SAWT BEIRUT INTERNATIONAL

| 3 December 2022, Saturday |

Pas de conférence internationale pour le Liban et l’intérêt international est pour les élections présidentielles

Il n’y a pas eu de démission ni de conseil des ministres. Seule la colère de Mikati lorsqu’il a quitté Ain al-Tineh était le signe que les choses n’allaient pas bien.

Quant au discours sur les accords entre nominations et exclusion de Bitar et de la 16e circonscription pour les expatriés, aucun parti ne l’a publiquement embrassé, du moins, ni Ain al-Tineh, ni le Hezbollah, ni le Palais républicain, ni le Mouvement patriotique libre, ni Mikati.

Ils n’ont pas attendu le départ du Secrétaire général des Nations Unies, pour annoncer leur échec à se mettre d’accord sur une solution, et il les a appelés à se mettre d’accord et à régler les problèmes.

Quant à la visite de Guterres à Beyrouth, elle intervient après que la communauté internationale et les Nations unies aient acquis la conviction que le Liban est devenu un État défaillant ou est en passe de le devenir.

Fondamentalement, l’utilisation par les Américains de la description de l’État défaillant en référence au Liban est quelque chose de nouveau.

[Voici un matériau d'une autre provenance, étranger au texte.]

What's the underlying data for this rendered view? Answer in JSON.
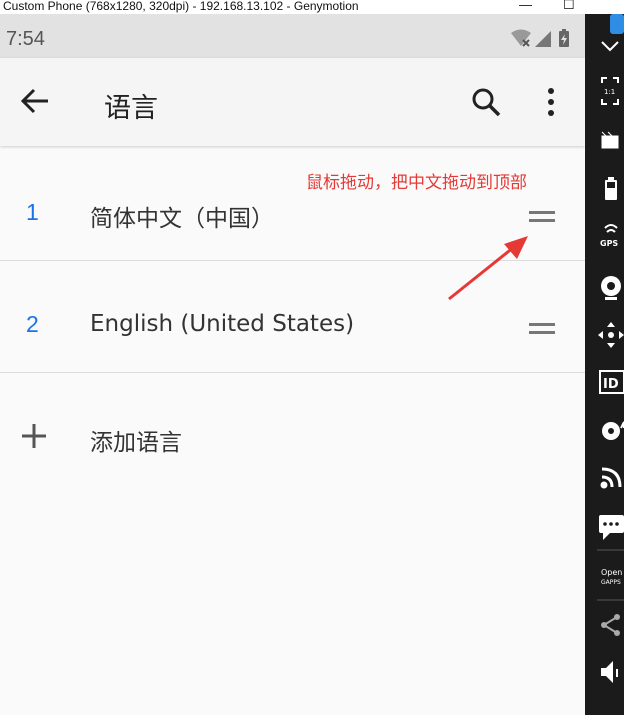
{
  "window": {
    "title": "Custom Phone (768x1280, 320dpi) - 192.168.13.102 - Genymotion",
    "minimize": "—",
    "maximize": "☐"
  },
  "status_bar": {
    "time": "7:54"
  },
  "app_bar": {
    "title": "语言"
  },
  "languages": [
    {
      "index": "1",
      "name": "简体中文（中国）"
    },
    {
      "index": "2",
      "name": "English (United States)"
    }
  ],
  "add_language": {
    "label": "添加语言"
  },
  "annotation": {
    "text": "鼠标拖动，把中文拖动到顶部",
    "color": "#e53935"
  },
  "sidebar": {
    "items": [
      {
        "icon": "link-icon"
      },
      {
        "icon": "pixel-perfect-icon",
        "label": "1:1"
      },
      {
        "icon": "screen-record-icon"
      },
      {
        "icon": "battery-icon"
      },
      {
        "icon": "gps-icon",
        "label": "GPS"
      },
      {
        "icon": "camera-icon"
      },
      {
        "icon": "dpad-icon"
      },
      {
        "icon": "device-id-icon",
        "label": "ID"
      },
      {
        "icon": "disk-io-icon"
      },
      {
        "icon": "network-icon"
      },
      {
        "icon": "sms-icon"
      },
      {
        "icon": "open-gapps-icon",
        "label": "Open GAPPS"
      },
      {
        "icon": "share-icon"
      },
      {
        "icon": "volume-icon"
      }
    ]
  },
  "colors": {
    "accent": "#1a73e8",
    "annotation": "#e53935"
  }
}
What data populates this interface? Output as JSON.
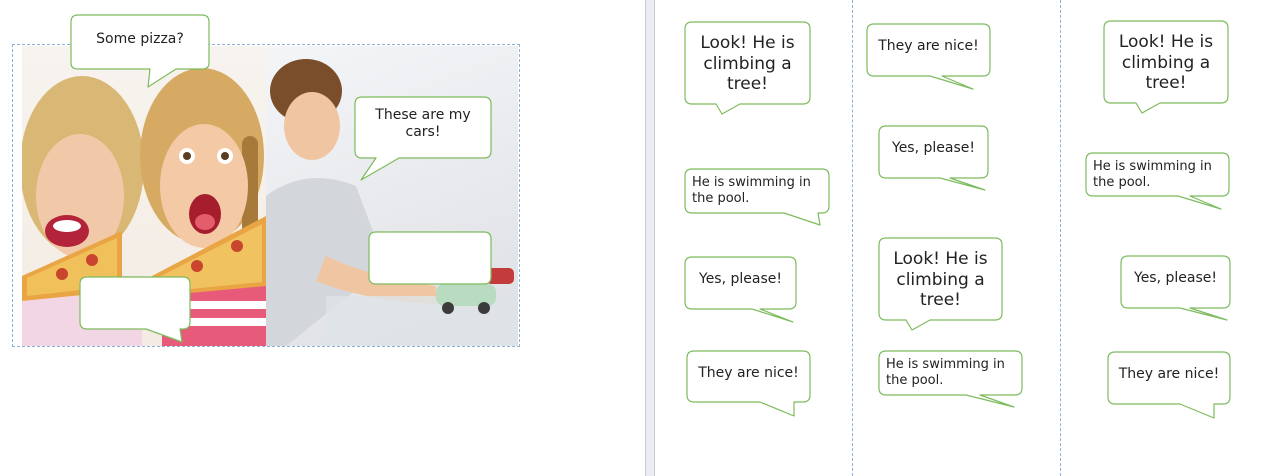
{
  "left_page": {
    "bubbles": {
      "pizza": "Some pizza?",
      "cars": "These are my cars!",
      "blank_girls": "",
      "blank_boy": ""
    }
  },
  "cards": {
    "col1": [
      "Look! He is climbing a tree!",
      "He is swimming in the pool.",
      "Yes, please!",
      "They are nice!"
    ],
    "col2": [
      "They are nice!",
      "Yes, please!",
      "Look! He is climbing a tree!",
      "He is swimming in the pool."
    ],
    "col3": [
      "Look! He is climbing a tree!",
      "He is swimming in the pool.",
      "Yes, please!",
      "They are nice!"
    ]
  },
  "colors": {
    "bubble_border": "#7dbb5e",
    "guide_line": "#8fb0d6",
    "gutter": "#e9ecf2"
  }
}
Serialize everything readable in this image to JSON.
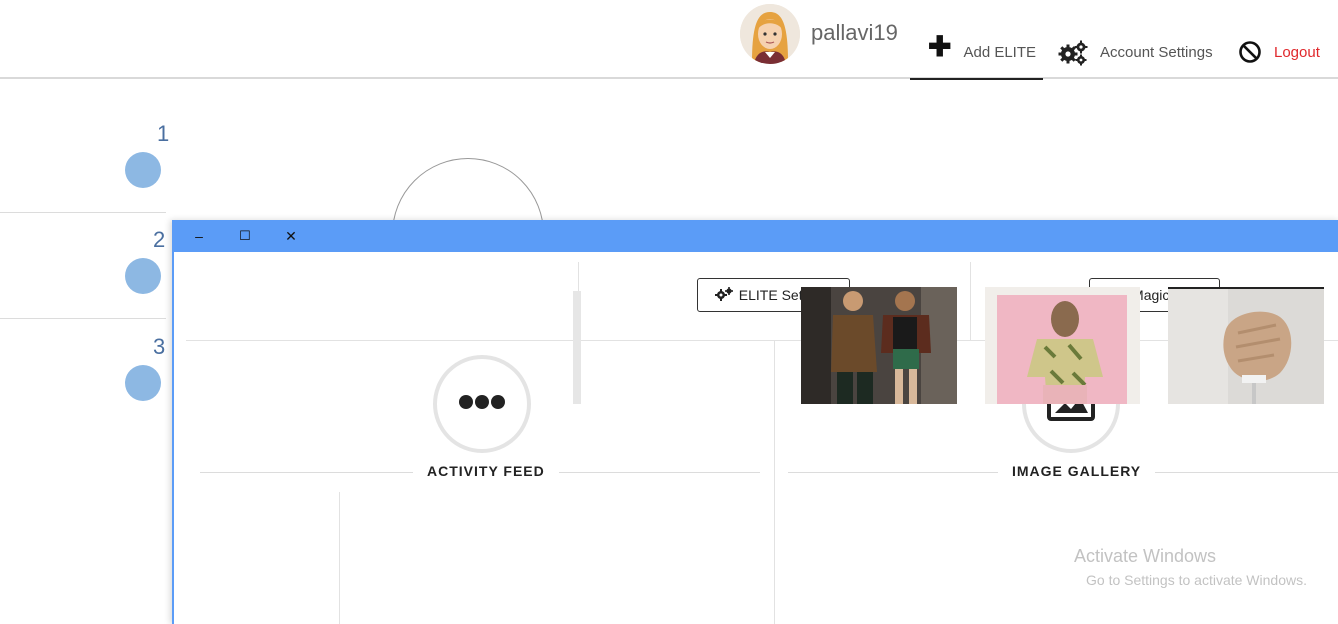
{
  "header": {
    "username": "pallavi19",
    "nav": {
      "add_elite": "Add ELITE",
      "account_settings": "Account Settings",
      "logout": "Logout"
    }
  },
  "list": {
    "items": [
      {
        "number": "1"
      },
      {
        "number": "2"
      },
      {
        "number": "3"
      }
    ]
  },
  "window": {
    "controls": {
      "minimize": "–",
      "maximize": "☐",
      "close": "✕"
    },
    "buttons": {
      "elite_settings": "ELITE Settings",
      "magic_link": "Magic Link"
    },
    "panels": {
      "activity_feed": "ACTIVITY FEED",
      "image_gallery": "IMAGE GALLERY"
    }
  },
  "watermark": {
    "line1": "Activate Windows",
    "line2": "Go to Settings to activate Windows."
  },
  "colors": {
    "titlebar": "#5b9cf7",
    "dot": "#8db8e3",
    "logout": "#e0282c",
    "list_number": "#4a6fa0"
  }
}
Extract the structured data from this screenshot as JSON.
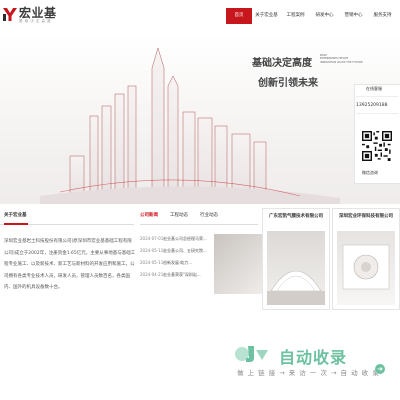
{
  "header": {
    "logo_text": "宏业基",
    "logo_sub": "基 础 决 定 高 度",
    "nav": [
      "首页",
      "关于宏业基",
      "工程案例",
      "研发中心",
      "营销中心",
      "服务支持"
    ],
    "nav_active_index": 0
  },
  "hero": {
    "headline_1": "基础决定高度",
    "headline_2": "创新引领未来",
    "en_lines": [
      "BASE",
      "ENTERPRISES HEIGHT",
      "INNOVATION LEADS THE FUTURE"
    ]
  },
  "side_panel": {
    "tag": "在线客服",
    "phone": "13925209188",
    "wechat_label": "微信咨询"
  },
  "about": {
    "title": "关于宏业基",
    "text": "深圳宏业基岩土科技股份有限公司(原深圳市宏业基基础工程有限公司)成立于2002年，注册资金1.65亿元，主要从事地基与基础工程专业施工、以及新技术、新工艺与新材料的开发应用和施工，公司拥有各类专业技术人员，研发人员，管理人员数百名，各类国内、国外的机具设备数十台。"
  },
  "news": {
    "tabs": [
      "公司新闻",
      "工程动态",
      "行业动态"
    ],
    "items": [
      {
        "date": "2024-07-01",
        "title": "宏业基公司总经理马荣..."
      },
      {
        "date": "2024-05-11",
        "title": "宏业基公司、五研究院..."
      },
      {
        "date": "2024-05-11",
        "title": "创新发展·助力..."
      },
      {
        "date": "2024-04-21",
        "title": "宏业基荣获\"深圳岩..."
      }
    ]
  },
  "companies": [
    {
      "name": "广东宏凯气膜技术有限公司"
    },
    {
      "name": "深圳宏业环保科技有限公司"
    }
  ],
  "watermark": {
    "brand": "自动收录",
    "slogan": "做 上 链 接 → 来 访 一 次 → 自 动 收 录"
  },
  "colors": {
    "brand_red": "#c8161d",
    "watermark_green": "#6cc1a0"
  }
}
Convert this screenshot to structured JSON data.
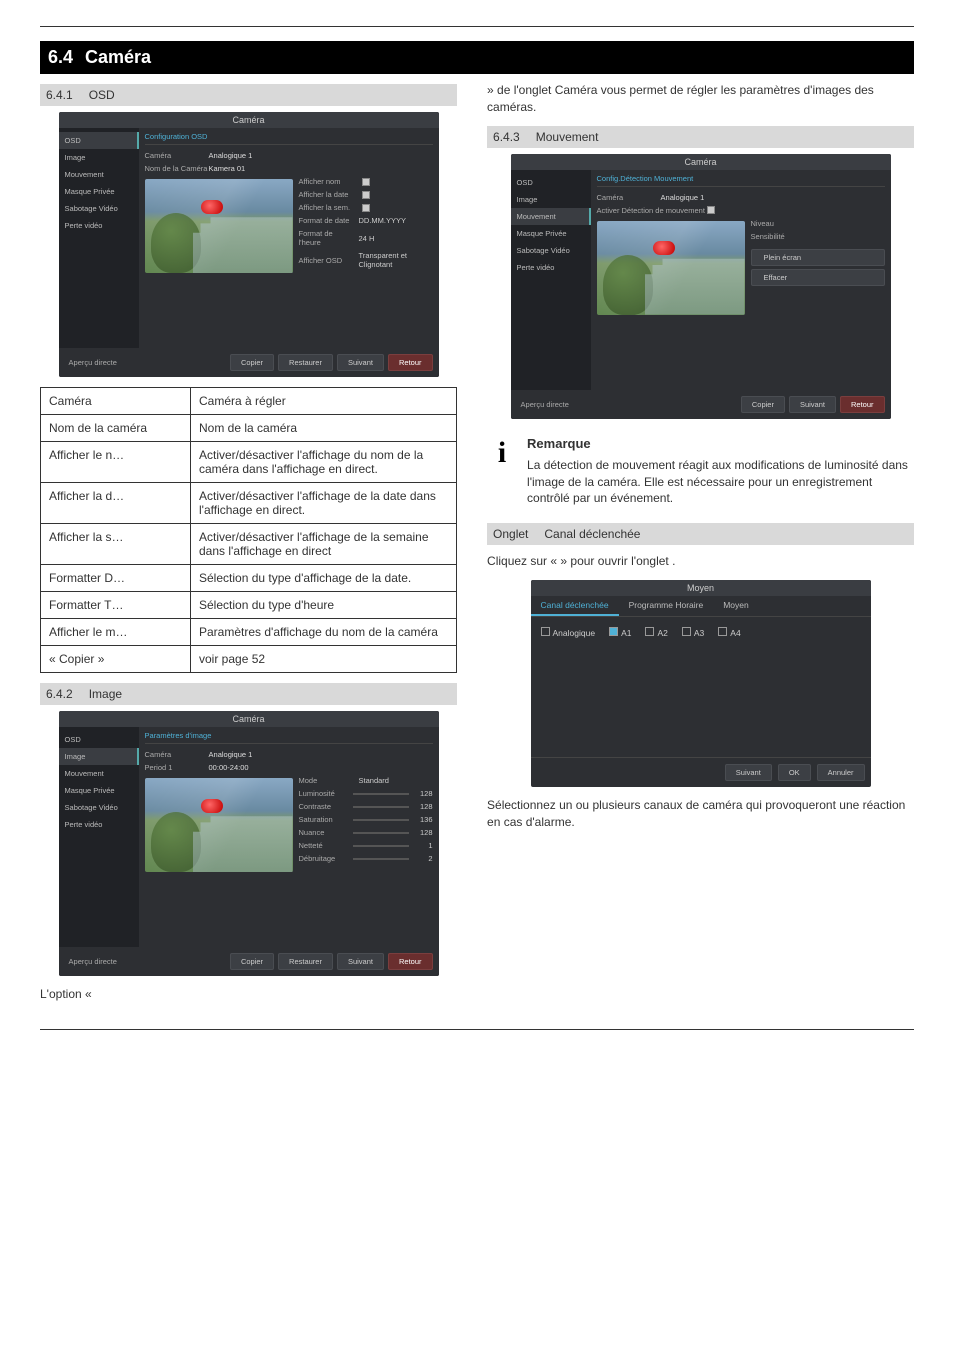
{
  "heading": {
    "num": "6.4",
    "text": "Caméra",
    "section_footer_prefix": "L'option «"
  },
  "left": {
    "sub1": {
      "a": "6.4.1",
      "b": "OSD"
    },
    "sub2": {
      "a": "6.4.2",
      "b": "Image"
    },
    "tail_image_text": " » de l'onglet Caméra vous permet de régler les paramètres d'images des caméras."
  },
  "right": {
    "sub3": {
      "a": "6.4.3",
      "b": "Mouvement"
    },
    "note_title": "Remarque",
    "note_body": "La détection de mouvement réagit aux modifications de luminosité dans l'image de la caméra. Elle est nécessaire pour un enregistrement contrôlé par un événement.",
    "sub4": {
      "a": "Onglet",
      "b": "Canal déclenchée"
    },
    "open_tab_pre": "Cliquez sur « ",
    "open_tab_mid": " » pour ouvrir l'onglet ",
    "open_tab_post": ".",
    "after_dialog_pre": "Sélectionnez un ou plusieurs canaux de caméra qui pro",
    "after_dialog_post": "voqueront une réaction en cas d'alarme."
  },
  "panel_common": {
    "title": "Caméra",
    "left_label": "Aperçu directe",
    "nav": [
      "OSD",
      "Image",
      "Mouvement",
      "Masque Privée",
      "Sabotage Vidéo",
      "Perte vidéo"
    ],
    "buttons": {
      "copy": "Copier",
      "restore": "Restaurer",
      "next": "Suivant",
      "back": "Retour",
      "clear": "Effacer",
      "fullscreen": "Plein écran",
      "ok": "OK",
      "cancel": "Annuler"
    }
  },
  "panel_osd": {
    "banner": "Configuration OSD",
    "camera_label": "Caméra",
    "camera_value": "Analogique 1",
    "name_label": "Nom de la Caméra",
    "name_value": "Kamera 01",
    "rows": [
      {
        "l": "Afficher nom",
        "chk": true
      },
      {
        "l": "Afficher la date",
        "chk": true
      },
      {
        "l": "Afficher la sem.",
        "chk": true
      },
      {
        "l": "Format de date",
        "v": "DD.MM.YYYY"
      },
      {
        "l": "Format de l'heure",
        "v": "24 H"
      },
      {
        "l": "Afficher OSD",
        "v": "Transparent et Clignotant"
      }
    ]
  },
  "panel_image": {
    "banner": "Paramètres d'image",
    "camera_label": "Caméra",
    "camera_value": "Analogique 1",
    "period_label": "Period 1",
    "period_value": "00:00-24:00",
    "mode_label": "Mode",
    "mode_value": "Standard",
    "sliders": [
      {
        "l": "Luminosité",
        "v": 128
      },
      {
        "l": "Contraste",
        "v": 128
      },
      {
        "l": "Saturation",
        "v": 136
      },
      {
        "l": "Nuance",
        "v": 128
      },
      {
        "l": "Netteté",
        "v": 1
      },
      {
        "l": "Débruitage",
        "v": 2
      }
    ]
  },
  "panel_motion": {
    "banner": "Config.Détection Mouvement",
    "camera_label": "Caméra",
    "camera_value": "Analogique 1",
    "enable_label": "Activer Détection de mouvement",
    "side": [
      {
        "l": "Niveau",
        "v": ""
      },
      {
        "l": "Sensibilité",
        "v": ""
      }
    ]
  },
  "tab_dialog": {
    "title": "Moyen",
    "tabs": [
      "Canal déclenchée",
      "Programme Horaire",
      "Moyen"
    ],
    "row_label": "Analogique",
    "channels": [
      {
        "id": "A1",
        "checked": true
      },
      {
        "id": "A2",
        "checked": false
      },
      {
        "id": "A3",
        "checked": false
      },
      {
        "id": "A4",
        "checked": false
      }
    ]
  },
  "params": [
    {
      "p": "Caméra",
      "d": "Caméra à régler"
    },
    {
      "p": "Nom de la caméra",
      "d": "Nom de la caméra"
    },
    {
      "p": "Afficher le n…",
      "d": "Activer/désactiver l'affichage du nom de la caméra dans l'affichage en direct."
    },
    {
      "p": "Afficher la d…",
      "d": "Activer/désactiver l'affichage de la date dans l'affichage en direct."
    },
    {
      "p": "Afficher la s…",
      "d": "Activer/désactiver l'affichage de la semaine dans l'affichage en direct"
    },
    {
      "p": "Formatter D…",
      "d": "Sélection du type d'affichage de la date."
    },
    {
      "p": "Formatter T…",
      "d": "Sélection du type d'heure"
    },
    {
      "p": "Afficher le m…",
      "d": "Paramètres d'affichage du nom de la caméra"
    },
    {
      "p": "« Copier »",
      "d": "voir page 52"
    }
  ]
}
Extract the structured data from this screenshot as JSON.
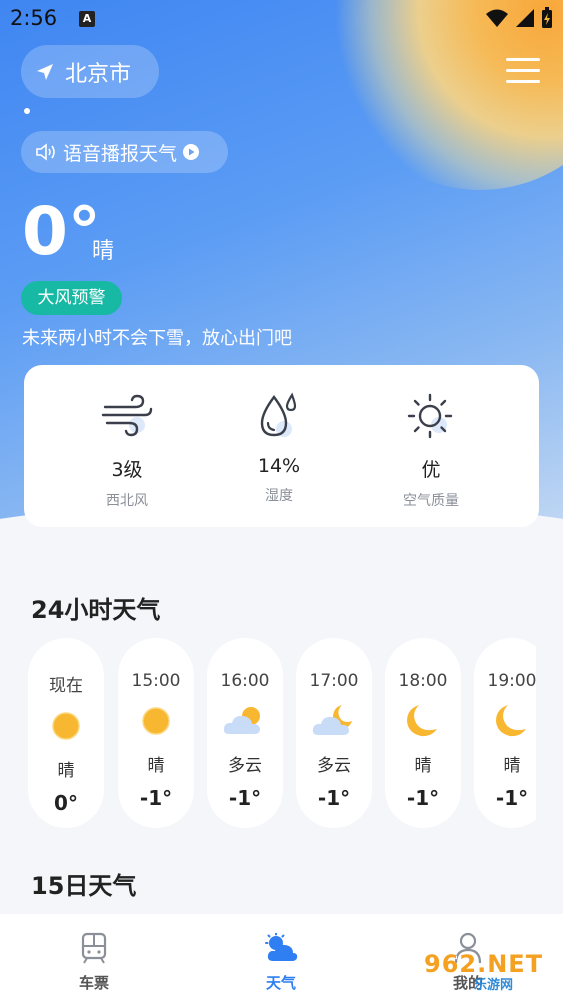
{
  "status_bar": {
    "time": "2:56",
    "app_badge": "A"
  },
  "header": {
    "city": "北京市",
    "voice_label": "语音播报天气"
  },
  "current": {
    "temperature": "0°",
    "condition": "晴",
    "alert": "大风预警",
    "forecast_message": "未来两小时不会下雪，放心出门吧"
  },
  "details": [
    {
      "value": "3级",
      "label": "西北风",
      "icon": "wind-icon"
    },
    {
      "value": "14%",
      "label": "湿度",
      "icon": "humidity-icon"
    },
    {
      "value": "优",
      "label": "空气质量",
      "icon": "sun-air-icon"
    }
  ],
  "hourly": {
    "title": "24小时天气",
    "items": [
      {
        "time": "现在",
        "condition": "晴",
        "temp": "0°",
        "icon": "sun-icon"
      },
      {
        "time": "15:00",
        "condition": "晴",
        "temp": "-1°",
        "icon": "sun-icon"
      },
      {
        "time": "16:00",
        "condition": "多云",
        "temp": "-1°",
        "icon": "cloud-sun-icon"
      },
      {
        "time": "17:00",
        "condition": "多云",
        "temp": "-1°",
        "icon": "cloud-moon-icon"
      },
      {
        "time": "18:00",
        "condition": "晴",
        "temp": "-1°",
        "icon": "moon-icon"
      },
      {
        "time": "19:00",
        "condition": "晴",
        "temp": "-1°",
        "icon": "moon-icon"
      }
    ]
  },
  "daily": {
    "title": "15日天气"
  },
  "tabs": [
    {
      "label": "车票",
      "icon": "train-icon",
      "active": false
    },
    {
      "label": "天气",
      "icon": "weather-icon",
      "active": true
    },
    {
      "label": "我的",
      "icon": "profile-icon",
      "active": false
    }
  ],
  "watermark": {
    "top": "962.NET",
    "bottom": "乐游网"
  },
  "colors": {
    "accent": "#2f7ff2",
    "alert": "#18b9a4",
    "sun": "#f7b731",
    "inactive_tab": "#8a8f98"
  }
}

L’inquiétude concernant les répercussions de cette évolution dangereuse sur la stabilité au Liban est une inquiétude que le Secrétaire général des Nations Unies partage avec les Français et les Américains, et la crainte d’un scénario chaotique qui pourrait permettre à des groupes désignés comme terroristes de gouverner le Liban a incité Guterres pour visiter Beyrouth. Mais y a-t-il des mesures internationales, américaines ou françaises qui peuvent être prises pour empêcher d’atteindre l’État failli?

Ce qui est sûr, c’est que le scénario de la Somalie, qui a été placée sous protection internationale, ne se produira pas au Liban, et les Nations Unies n’enverront pas une équipe internationale pour reprendre le pays, et aucun pays ne s’en mêlera pour le prendre.

Il n’y a aucune intention de convoquer une conférence internationale pour mettre en œuvre les résolutions internationales sur le Liban, comme l’a demandé le patriarche Al-Rahi.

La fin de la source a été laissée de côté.